Auch viele Experten halten die Story für dünn: Militärisch sei die Aktion wie im Bericht geschildert kaum oder nur äußerst schwer durchführbar. Zudem gibt die Motivlage Rätsel auf: Die deutsch-russischen Gasbeziehungen waren damals bereits im Grunde aufgekündigt, Nord Stream 2 auf Eis gelegt. Wieso sollten die USA für eine
Investitionsruine auf dem Ostseeboden einen Konflikt riskieren, der mit den Erdgasröhren das ganze westliche Bündnis sprengen könnte?
Zur Wahrheit gehört allerdings auch, dass es ebenso schwierig ist, ein russisches Motiv zu konstruieren.
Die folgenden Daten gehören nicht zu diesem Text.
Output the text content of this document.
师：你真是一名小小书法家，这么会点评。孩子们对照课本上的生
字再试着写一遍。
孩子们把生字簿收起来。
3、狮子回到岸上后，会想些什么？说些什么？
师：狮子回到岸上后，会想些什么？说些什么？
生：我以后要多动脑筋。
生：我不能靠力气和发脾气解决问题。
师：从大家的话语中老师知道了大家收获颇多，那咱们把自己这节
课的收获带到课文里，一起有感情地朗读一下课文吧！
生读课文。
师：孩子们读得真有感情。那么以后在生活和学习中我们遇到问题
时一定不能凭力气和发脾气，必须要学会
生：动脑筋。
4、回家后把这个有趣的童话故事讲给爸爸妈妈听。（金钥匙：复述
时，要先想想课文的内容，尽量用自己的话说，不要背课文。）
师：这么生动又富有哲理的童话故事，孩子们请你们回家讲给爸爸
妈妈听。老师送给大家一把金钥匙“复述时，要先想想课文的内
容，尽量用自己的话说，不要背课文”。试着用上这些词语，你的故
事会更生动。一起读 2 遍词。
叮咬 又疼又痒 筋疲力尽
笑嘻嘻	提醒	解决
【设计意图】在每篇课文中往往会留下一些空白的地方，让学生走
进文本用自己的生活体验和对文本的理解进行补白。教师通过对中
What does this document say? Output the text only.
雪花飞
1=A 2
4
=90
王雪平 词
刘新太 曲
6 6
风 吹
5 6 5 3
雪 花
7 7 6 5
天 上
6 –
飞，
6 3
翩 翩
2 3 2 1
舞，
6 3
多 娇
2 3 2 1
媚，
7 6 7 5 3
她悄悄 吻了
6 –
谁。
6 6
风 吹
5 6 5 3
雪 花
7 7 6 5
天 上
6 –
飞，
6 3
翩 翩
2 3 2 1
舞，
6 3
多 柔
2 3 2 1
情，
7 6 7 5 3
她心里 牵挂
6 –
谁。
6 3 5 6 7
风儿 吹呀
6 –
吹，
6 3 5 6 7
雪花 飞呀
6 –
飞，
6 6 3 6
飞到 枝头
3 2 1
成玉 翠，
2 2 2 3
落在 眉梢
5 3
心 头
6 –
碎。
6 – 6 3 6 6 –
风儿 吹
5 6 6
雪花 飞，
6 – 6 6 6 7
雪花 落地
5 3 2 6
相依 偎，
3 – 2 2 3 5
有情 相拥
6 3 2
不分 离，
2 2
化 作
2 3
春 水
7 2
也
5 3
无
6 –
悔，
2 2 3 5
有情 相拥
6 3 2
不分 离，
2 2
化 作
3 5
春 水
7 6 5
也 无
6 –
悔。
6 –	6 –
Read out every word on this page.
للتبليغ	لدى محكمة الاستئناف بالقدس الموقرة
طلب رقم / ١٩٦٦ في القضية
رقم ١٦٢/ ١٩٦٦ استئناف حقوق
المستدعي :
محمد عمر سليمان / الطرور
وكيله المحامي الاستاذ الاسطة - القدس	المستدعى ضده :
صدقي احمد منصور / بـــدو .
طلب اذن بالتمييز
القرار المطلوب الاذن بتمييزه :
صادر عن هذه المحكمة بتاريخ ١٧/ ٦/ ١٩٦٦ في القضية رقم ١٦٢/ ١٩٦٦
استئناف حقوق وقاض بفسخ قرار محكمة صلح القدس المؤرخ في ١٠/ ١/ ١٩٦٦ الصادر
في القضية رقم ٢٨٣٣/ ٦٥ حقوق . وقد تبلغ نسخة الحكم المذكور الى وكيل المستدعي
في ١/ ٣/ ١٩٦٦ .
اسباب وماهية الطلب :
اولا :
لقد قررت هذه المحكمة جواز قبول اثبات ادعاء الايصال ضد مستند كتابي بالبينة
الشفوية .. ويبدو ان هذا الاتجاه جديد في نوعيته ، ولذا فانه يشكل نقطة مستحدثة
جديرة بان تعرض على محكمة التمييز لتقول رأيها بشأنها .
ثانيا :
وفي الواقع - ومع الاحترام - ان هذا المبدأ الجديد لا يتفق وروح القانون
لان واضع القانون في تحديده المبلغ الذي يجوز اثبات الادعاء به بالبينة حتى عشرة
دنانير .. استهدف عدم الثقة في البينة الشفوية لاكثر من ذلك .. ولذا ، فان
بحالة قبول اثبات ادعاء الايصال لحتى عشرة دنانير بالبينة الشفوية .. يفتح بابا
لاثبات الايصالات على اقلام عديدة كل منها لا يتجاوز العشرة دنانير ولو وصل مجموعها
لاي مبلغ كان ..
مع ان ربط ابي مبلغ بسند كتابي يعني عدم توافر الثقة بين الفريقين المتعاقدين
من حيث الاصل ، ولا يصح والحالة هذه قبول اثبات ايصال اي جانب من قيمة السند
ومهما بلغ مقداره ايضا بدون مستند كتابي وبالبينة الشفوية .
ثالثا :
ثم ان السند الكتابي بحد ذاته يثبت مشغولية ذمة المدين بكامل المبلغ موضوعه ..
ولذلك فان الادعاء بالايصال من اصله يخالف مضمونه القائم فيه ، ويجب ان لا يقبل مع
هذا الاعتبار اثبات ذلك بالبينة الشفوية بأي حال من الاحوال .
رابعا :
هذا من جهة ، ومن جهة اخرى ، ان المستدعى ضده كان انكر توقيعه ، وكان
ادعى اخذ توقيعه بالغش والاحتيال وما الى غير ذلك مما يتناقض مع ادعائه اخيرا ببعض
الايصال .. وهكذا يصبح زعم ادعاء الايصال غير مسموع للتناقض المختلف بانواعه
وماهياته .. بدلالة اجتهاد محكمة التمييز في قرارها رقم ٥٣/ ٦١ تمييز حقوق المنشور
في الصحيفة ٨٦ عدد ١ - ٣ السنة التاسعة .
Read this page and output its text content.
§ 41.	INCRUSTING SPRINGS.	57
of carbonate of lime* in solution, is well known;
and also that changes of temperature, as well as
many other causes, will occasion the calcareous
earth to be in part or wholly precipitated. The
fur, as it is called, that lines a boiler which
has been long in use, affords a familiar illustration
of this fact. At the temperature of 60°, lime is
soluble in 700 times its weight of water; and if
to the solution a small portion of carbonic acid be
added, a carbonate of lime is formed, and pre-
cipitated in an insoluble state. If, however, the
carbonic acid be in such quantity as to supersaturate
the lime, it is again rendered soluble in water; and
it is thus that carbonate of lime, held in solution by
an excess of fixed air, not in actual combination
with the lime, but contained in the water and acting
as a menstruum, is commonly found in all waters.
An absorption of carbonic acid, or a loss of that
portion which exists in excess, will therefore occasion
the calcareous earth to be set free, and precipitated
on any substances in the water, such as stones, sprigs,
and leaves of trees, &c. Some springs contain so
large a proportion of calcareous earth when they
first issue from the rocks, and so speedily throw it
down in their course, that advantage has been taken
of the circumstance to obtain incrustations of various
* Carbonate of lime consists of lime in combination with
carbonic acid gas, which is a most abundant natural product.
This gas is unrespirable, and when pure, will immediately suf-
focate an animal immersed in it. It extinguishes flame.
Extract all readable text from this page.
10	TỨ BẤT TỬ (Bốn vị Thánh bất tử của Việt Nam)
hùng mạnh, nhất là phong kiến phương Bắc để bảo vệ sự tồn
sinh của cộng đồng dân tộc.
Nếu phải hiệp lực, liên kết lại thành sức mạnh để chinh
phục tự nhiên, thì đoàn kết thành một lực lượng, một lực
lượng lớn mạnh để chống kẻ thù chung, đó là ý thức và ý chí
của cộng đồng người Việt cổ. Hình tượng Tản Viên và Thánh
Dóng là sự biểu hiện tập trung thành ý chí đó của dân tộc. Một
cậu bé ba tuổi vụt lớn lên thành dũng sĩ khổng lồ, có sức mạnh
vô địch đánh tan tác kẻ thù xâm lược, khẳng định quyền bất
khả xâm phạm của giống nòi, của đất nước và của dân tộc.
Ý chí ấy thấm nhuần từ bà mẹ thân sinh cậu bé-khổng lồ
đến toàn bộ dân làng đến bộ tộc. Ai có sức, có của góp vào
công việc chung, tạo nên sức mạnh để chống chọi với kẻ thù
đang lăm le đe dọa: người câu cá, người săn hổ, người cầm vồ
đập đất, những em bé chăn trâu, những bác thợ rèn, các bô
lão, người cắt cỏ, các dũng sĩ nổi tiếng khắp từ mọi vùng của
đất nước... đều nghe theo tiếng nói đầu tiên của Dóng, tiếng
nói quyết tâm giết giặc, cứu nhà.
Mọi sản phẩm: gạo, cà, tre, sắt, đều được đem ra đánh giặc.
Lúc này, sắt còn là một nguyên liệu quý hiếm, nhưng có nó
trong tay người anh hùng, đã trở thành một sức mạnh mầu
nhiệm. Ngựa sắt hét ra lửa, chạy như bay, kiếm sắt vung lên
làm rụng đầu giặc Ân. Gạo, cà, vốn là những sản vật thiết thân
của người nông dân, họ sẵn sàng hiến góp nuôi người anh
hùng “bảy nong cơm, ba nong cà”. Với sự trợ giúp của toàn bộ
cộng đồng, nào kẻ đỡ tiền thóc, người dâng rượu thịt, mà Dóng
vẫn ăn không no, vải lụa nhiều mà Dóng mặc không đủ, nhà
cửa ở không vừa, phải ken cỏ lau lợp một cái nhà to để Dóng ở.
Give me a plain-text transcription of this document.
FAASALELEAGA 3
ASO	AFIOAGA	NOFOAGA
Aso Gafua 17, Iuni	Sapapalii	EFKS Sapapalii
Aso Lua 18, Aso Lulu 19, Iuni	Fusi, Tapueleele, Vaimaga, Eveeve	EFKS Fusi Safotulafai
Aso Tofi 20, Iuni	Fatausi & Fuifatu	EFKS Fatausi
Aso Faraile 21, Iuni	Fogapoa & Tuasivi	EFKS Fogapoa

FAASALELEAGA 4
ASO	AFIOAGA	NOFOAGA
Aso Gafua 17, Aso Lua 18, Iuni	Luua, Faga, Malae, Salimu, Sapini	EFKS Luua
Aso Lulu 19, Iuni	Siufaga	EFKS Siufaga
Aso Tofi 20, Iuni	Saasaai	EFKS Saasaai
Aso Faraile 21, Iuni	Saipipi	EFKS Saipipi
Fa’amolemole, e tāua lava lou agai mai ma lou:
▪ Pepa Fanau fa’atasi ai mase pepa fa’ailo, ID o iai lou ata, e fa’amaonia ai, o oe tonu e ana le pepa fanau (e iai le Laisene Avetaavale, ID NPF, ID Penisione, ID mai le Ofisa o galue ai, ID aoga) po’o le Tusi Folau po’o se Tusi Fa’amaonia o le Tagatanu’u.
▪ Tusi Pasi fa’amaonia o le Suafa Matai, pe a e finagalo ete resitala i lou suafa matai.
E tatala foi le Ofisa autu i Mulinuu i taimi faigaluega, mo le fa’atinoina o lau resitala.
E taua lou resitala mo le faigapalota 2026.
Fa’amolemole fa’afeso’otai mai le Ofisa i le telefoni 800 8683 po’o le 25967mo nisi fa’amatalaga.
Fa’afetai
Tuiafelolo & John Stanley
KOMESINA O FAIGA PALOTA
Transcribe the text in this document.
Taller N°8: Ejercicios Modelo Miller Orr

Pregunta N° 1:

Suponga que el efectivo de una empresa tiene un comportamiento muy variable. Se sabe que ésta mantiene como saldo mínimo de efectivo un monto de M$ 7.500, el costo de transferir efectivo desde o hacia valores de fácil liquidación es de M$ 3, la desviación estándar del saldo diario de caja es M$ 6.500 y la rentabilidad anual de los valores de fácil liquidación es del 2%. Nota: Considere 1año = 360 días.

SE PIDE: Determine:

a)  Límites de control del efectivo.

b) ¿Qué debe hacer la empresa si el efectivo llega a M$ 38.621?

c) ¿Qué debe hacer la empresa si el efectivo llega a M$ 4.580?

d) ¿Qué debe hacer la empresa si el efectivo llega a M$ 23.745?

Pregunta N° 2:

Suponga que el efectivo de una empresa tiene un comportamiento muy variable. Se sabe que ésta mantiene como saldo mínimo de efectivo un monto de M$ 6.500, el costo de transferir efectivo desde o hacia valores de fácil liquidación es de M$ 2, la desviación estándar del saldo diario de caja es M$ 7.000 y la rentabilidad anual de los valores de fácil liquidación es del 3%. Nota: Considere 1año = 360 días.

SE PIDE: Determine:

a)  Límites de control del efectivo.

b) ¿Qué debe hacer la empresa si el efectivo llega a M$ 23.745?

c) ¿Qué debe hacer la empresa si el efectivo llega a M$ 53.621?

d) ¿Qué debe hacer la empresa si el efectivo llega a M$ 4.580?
Wieso sollten die Russen sich eines Druckmittels entledigen, das Deutschland immerzu verführt, die Energiebeziehungen wiederaufzunehmen?
Fakt ist, dass die Sachlage nach wie vor völlig unklar ist. Wer es am Ende gewesen ist, werden wir vielleicht erst in Jahrzehnten erfahren – oder nie. Vor allem jenen, die Russland gerne alle Verbrechen mit der Behauptung durchgehen lassen, die USA seien angeblich auch nicht besser, dürfte das ziemlich egal sein. Denn unabhängig davon, wie unglaubwürdig eine Geschichte ist – ist sie einmal in der Welt, spielen Fakten keine Rolle mehr.